Christian- This is a very interesting image! In my opinion it shows an "isabelline" variant of a sparrow. Isabelline refers to a situation where the darker pigmented feathers are faded to a light beige colour. As to what sparrow it is I'll let others comment first! Thanks for posting.
http://en.wikipedia.org/wiki/Isabelline_(animal_colour)
Last edited by John Chardine; 02-13-2010 at 09:27 PM.
Thank you John!
Isabellinism is a new one for me, I knew about leucism already though.
Thank you for your answer.
Looks to me like a leucistic White-crown.
Chris- Leucism produces white body parts, e.g., a crow with white wings, an all-white puffin with a dark eye. Isabellinism is a gradient of this where the pigmented body parts face to beige ("isabelline" colour), not white.
Thanks for the ID. So we have a White-crowned Sparrow on the block. Comments?
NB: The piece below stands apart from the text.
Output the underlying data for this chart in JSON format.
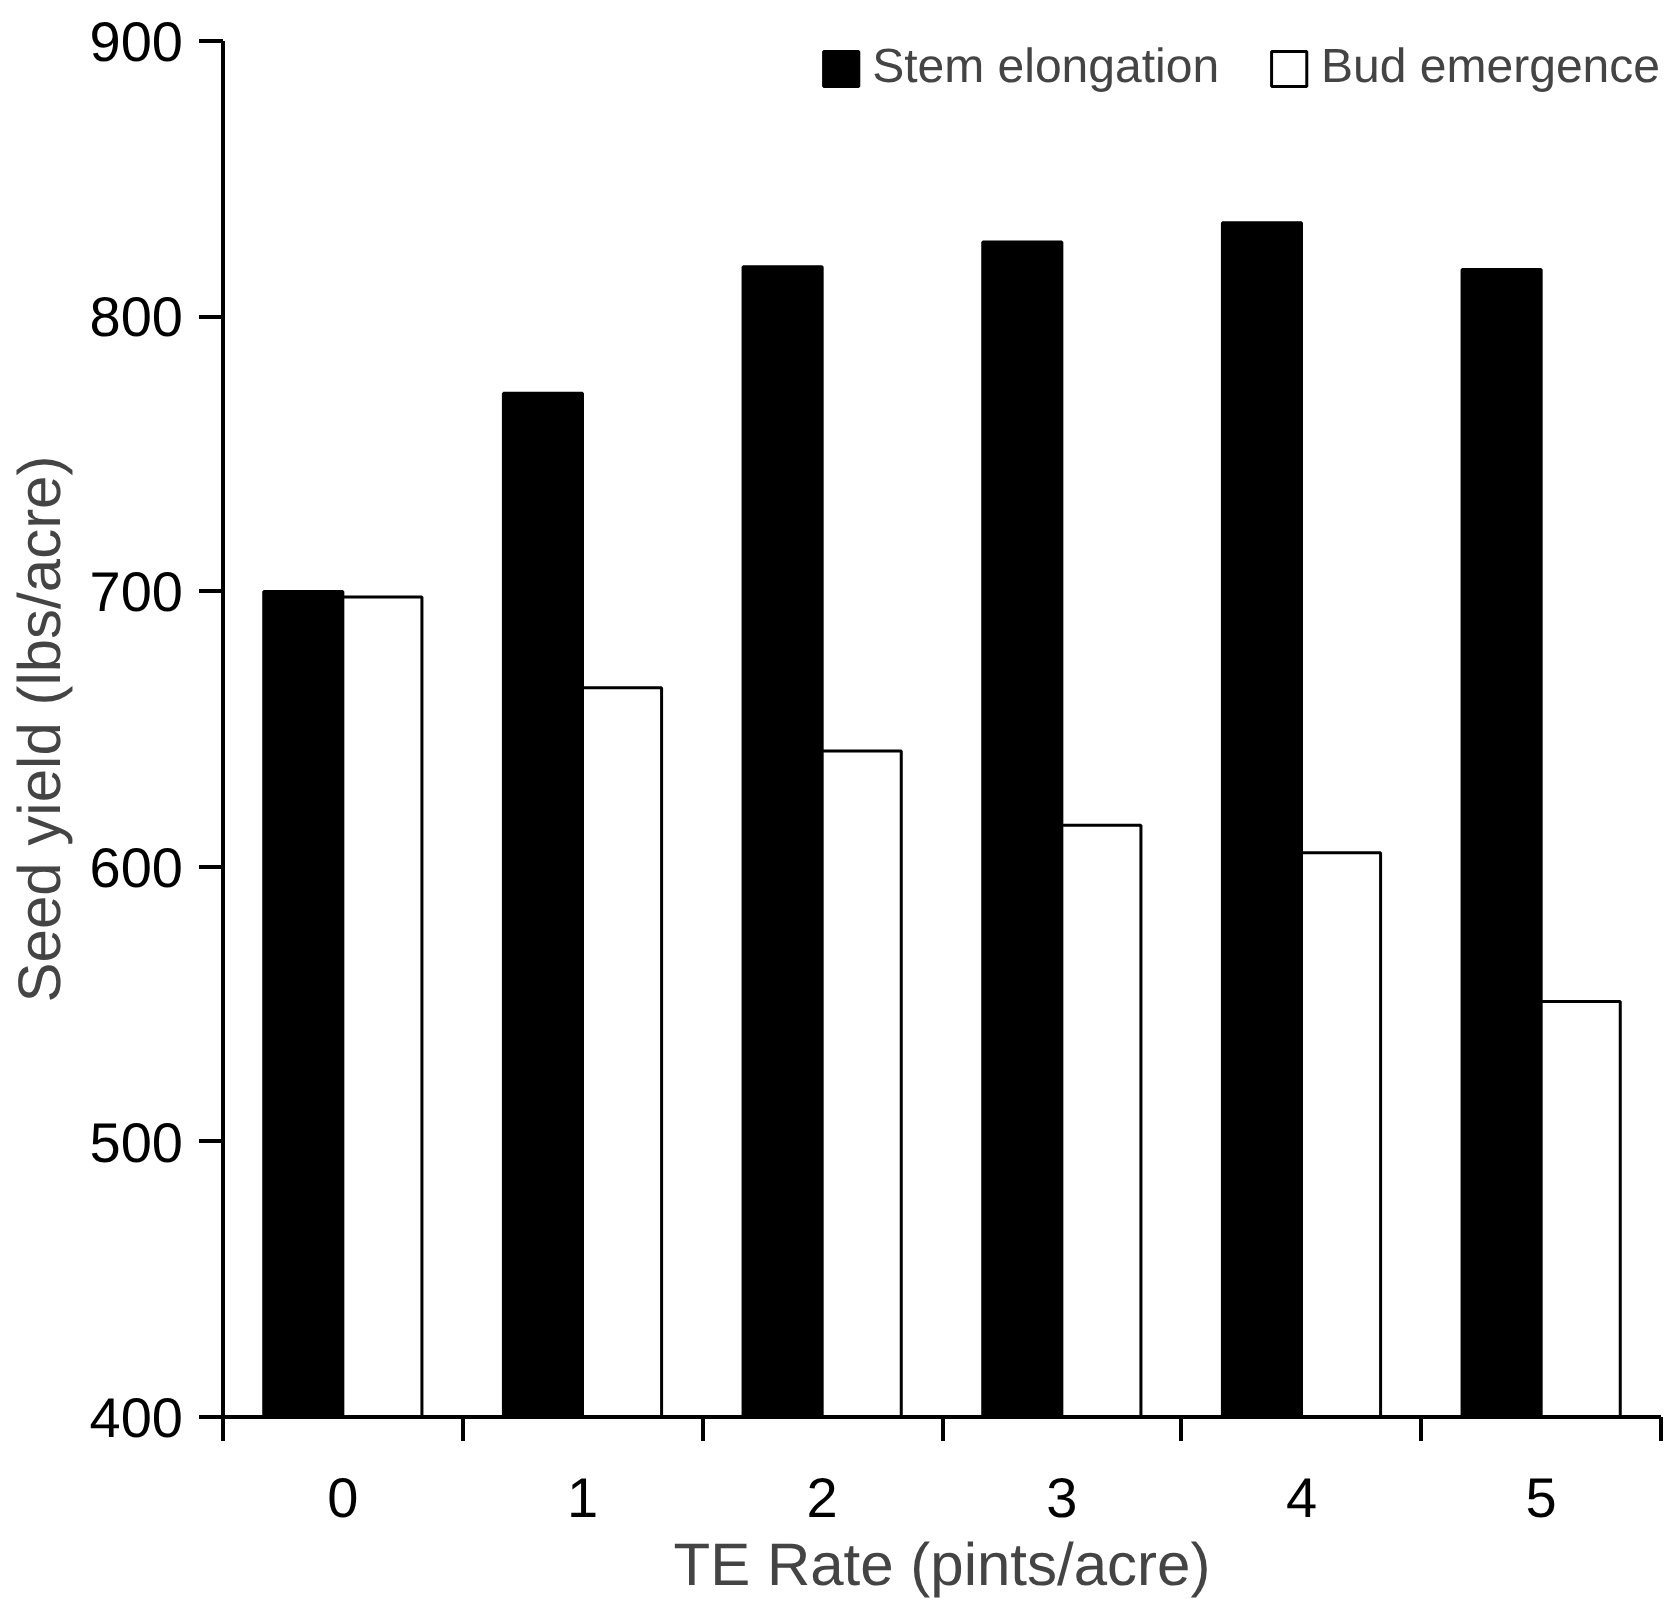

The yellow looks like pollen; notice how it also has some around the bill. It could be a Golden-crown; the bill is definitely dark. I was reacting more to the shape; it shows that very flat-crowned look that is more typical of White-crown. That said, Golden-crown is in the same genus, so could be.
Thanks Chris!
Agreed.
At least conceptually, it seems convenient to consider isabellinism and albinism as different forms of leucism. However, from the standpoint of causation, it seems to be unclear at this point whether they are just phenotypic grades from a single cause fundamentally different in causation. I'm trying to dig up any papers that might address this.
Last edited by John Chardine; 02-15-2010 at 11:05 AM.